Science degrees without the science. "Some UK universities offer science degrees in complementary medicine. David Colquhoun argues that these are not science but anti-science, and asks who is to blame". I'd challenge the idea that it would be impossible to have a rigorous course in complementary and alternative medicine, but the current practice does not look at all rigorous.
Rebuffs and rebuttals I: how rejected is rejected? "I just got news that the paper we submitted a mere six weeks ago has been rejected, but with the kind of rejection that says, "do come back and show us how you've fixed it." Okay, it didn't say that, but I know that's what they meant. And that's all very, very terrific".
EC to promote open access publishing. The European Commission is considering a series of initiatives to promote open access publishing as part of moves to disseminate scientific information as widely as possible.
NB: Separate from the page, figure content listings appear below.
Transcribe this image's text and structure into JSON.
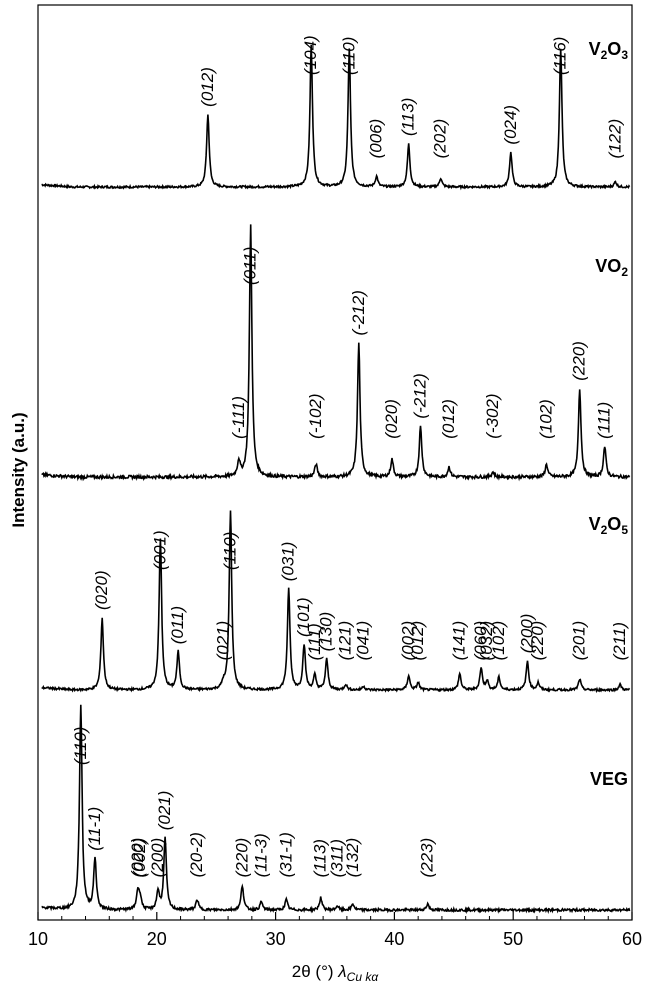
{
  "chart_data": {
    "type": "line",
    "xlabel_main": "2θ (°) ",
    "xlabel_sym": "λ",
    "xlabel_sub": "Cu kα",
    "ylabel": "Intensity (a.u.)",
    "xlim": [
      10,
      60
    ],
    "xticks": [
      10,
      20,
      30,
      40,
      50,
      60
    ],
    "grid": false,
    "panels": [
      {
        "name": "V2O3",
        "label_main": "V",
        "label_sub1": "2",
        "label_mid": "O",
        "label_sub2": "3",
        "peaks": [
          {
            "x": 24.3,
            "h": 0.42,
            "hkl": "(012)"
          },
          {
            "x": 33.0,
            "h": 0.82,
            "hkl": "(104)"
          },
          {
            "x": 36.2,
            "h": 0.8,
            "hkl": "(110)"
          },
          {
            "x": 38.5,
            "h": 0.06,
            "hkl": "(006)"
          },
          {
            "x": 41.2,
            "h": 0.25,
            "hkl": "(113)"
          },
          {
            "x": 43.9,
            "h": 0.05,
            "hkl": "(202)"
          },
          {
            "x": 49.8,
            "h": 0.2,
            "hkl": "(024)"
          },
          {
            "x": 54.0,
            "h": 0.8,
            "hkl": "(116)"
          },
          {
            "x": 58.6,
            "h": 0.03,
            "hkl": "(122)"
          }
        ]
      },
      {
        "name": "VO2",
        "label_main": "VO",
        "label_sub1": "2",
        "label_mid": "",
        "label_sub2": "",
        "peaks": [
          {
            "x": 26.9,
            "h": 0.06,
            "hkl": "(-111)"
          },
          {
            "x": 27.9,
            "h": 1.0,
            "hkl": "(011)"
          },
          {
            "x": 33.4,
            "h": 0.05,
            "hkl": "(-102)"
          },
          {
            "x": 37.0,
            "h": 0.53,
            "hkl": "(-212)"
          },
          {
            "x": 39.8,
            "h": 0.07,
            "hkl": "(020)"
          },
          {
            "x": 42.2,
            "h": 0.2,
            "hkl": "(-212)"
          },
          {
            "x": 44.6,
            "h": 0.04,
            "hkl": "(012)"
          },
          {
            "x": 48.3,
            "h": 0.02,
            "hkl": "(-302)"
          },
          {
            "x": 52.8,
            "h": 0.05,
            "hkl": "(102)"
          },
          {
            "x": 55.6,
            "h": 0.35,
            "hkl": "(220)"
          },
          {
            "x": 57.7,
            "h": 0.12,
            "hkl": "(111)"
          }
        ]
      },
      {
        "name": "V2O5",
        "label_main": "V",
        "label_sub1": "2",
        "label_mid": "O",
        "label_sub2": "5",
        "peaks": [
          {
            "x": 15.4,
            "h": 0.4,
            "hkl": "(020)"
          },
          {
            "x": 20.3,
            "h": 0.84,
            "hkl": "(001)"
          },
          {
            "x": 21.8,
            "h": 0.21,
            "hkl": "(011)"
          },
          {
            "x": 26.2,
            "h": 1.0,
            "hkl": "(110)"
          },
          {
            "x": 25.6,
            "h": 0.03,
            "hkl": "(021)"
          },
          {
            "x": 31.1,
            "h": 0.56,
            "hkl": "(031)"
          },
          {
            "x": 32.4,
            "h": 0.25,
            "hkl": "(101)"
          },
          {
            "x": 33.3,
            "h": 0.08,
            "hkl": "(111)"
          },
          {
            "x": 34.3,
            "h": 0.17,
            "hkl": "(130)"
          },
          {
            "x": 35.9,
            "h": 0.03,
            "hkl": "(121)"
          },
          {
            "x": 37.4,
            "h": 0.02,
            "hkl": "(041)"
          },
          {
            "x": 41.2,
            "h": 0.08,
            "hkl": "(002)"
          },
          {
            "x": 42.0,
            "h": 0.04,
            "hkl": "(012)"
          },
          {
            "x": 45.5,
            "h": 0.09,
            "hkl": "(141)"
          },
          {
            "x": 47.3,
            "h": 0.12,
            "hkl": "(060)"
          },
          {
            "x": 47.8,
            "h": 0.05,
            "hkl": "(032)"
          },
          {
            "x": 48.8,
            "h": 0.07,
            "hkl": "(102)"
          },
          {
            "x": 51.2,
            "h": 0.16,
            "hkl": "(200)"
          },
          {
            "x": 52.1,
            "h": 0.04,
            "hkl": "(220)"
          },
          {
            "x": 55.6,
            "h": 0.06,
            "hkl": "(201)"
          },
          {
            "x": 59.0,
            "h": 0.03,
            "hkl": "(211)"
          }
        ]
      },
      {
        "name": "VEG",
        "label_main": "VEG",
        "label_sub1": "",
        "label_mid": "",
        "label_sub2": "",
        "peaks": [
          {
            "x": 13.6,
            "h": 1.0,
            "hkl": "(110)"
          },
          {
            "x": 14.8,
            "h": 0.25,
            "hkl": "(11-1)"
          },
          {
            "x": 18.4,
            "h": 0.09,
            "hkl": "(020)"
          },
          {
            "x": 18.6,
            "h": 0.06,
            "hkl": "(002)"
          },
          {
            "x": 20.1,
            "h": 0.09,
            "hkl": "(200)"
          },
          {
            "x": 20.7,
            "h": 0.35,
            "hkl": "(021)"
          },
          {
            "x": 23.4,
            "h": 0.05,
            "hkl": "(20-2)"
          },
          {
            "x": 27.2,
            "h": 0.12,
            "hkl": "(220)"
          },
          {
            "x": 28.8,
            "h": 0.04,
            "hkl": "(11-3)"
          },
          {
            "x": 30.9,
            "h": 0.05,
            "hkl": "(31-1)"
          },
          {
            "x": 33.8,
            "h": 0.06,
            "hkl": "(113)"
          },
          {
            "x": 35.2,
            "h": 0.02,
            "hkl": "(311)"
          },
          {
            "x": 36.5,
            "h": 0.03,
            "hkl": "(132)"
          },
          {
            "x": 42.8,
            "h": 0.03,
            "hkl": "(223)"
          }
        ]
      }
    ]
  }
}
Bias in psychiatric case-control studies. Poor reporting of recruitment strategies threatens the validity of reported results and reduces the generalisability of studies.
A new Journal of Clinical Investigation conflict-of-interest policy. A rather complicated policy! And it seems to be full of holes - if an author has $9,999 in shares in a company, their policy wouldn't seem to require declaration... Perhaps less than 10K is peanuts to US authors?
China Mulls Open Access. As Research Councils UK continues to deliberate over its policy on public access to scholarly papers (a final announcement has been delayed until November), the Chinese Academy of Sciences has also begun mulling over the question of open access.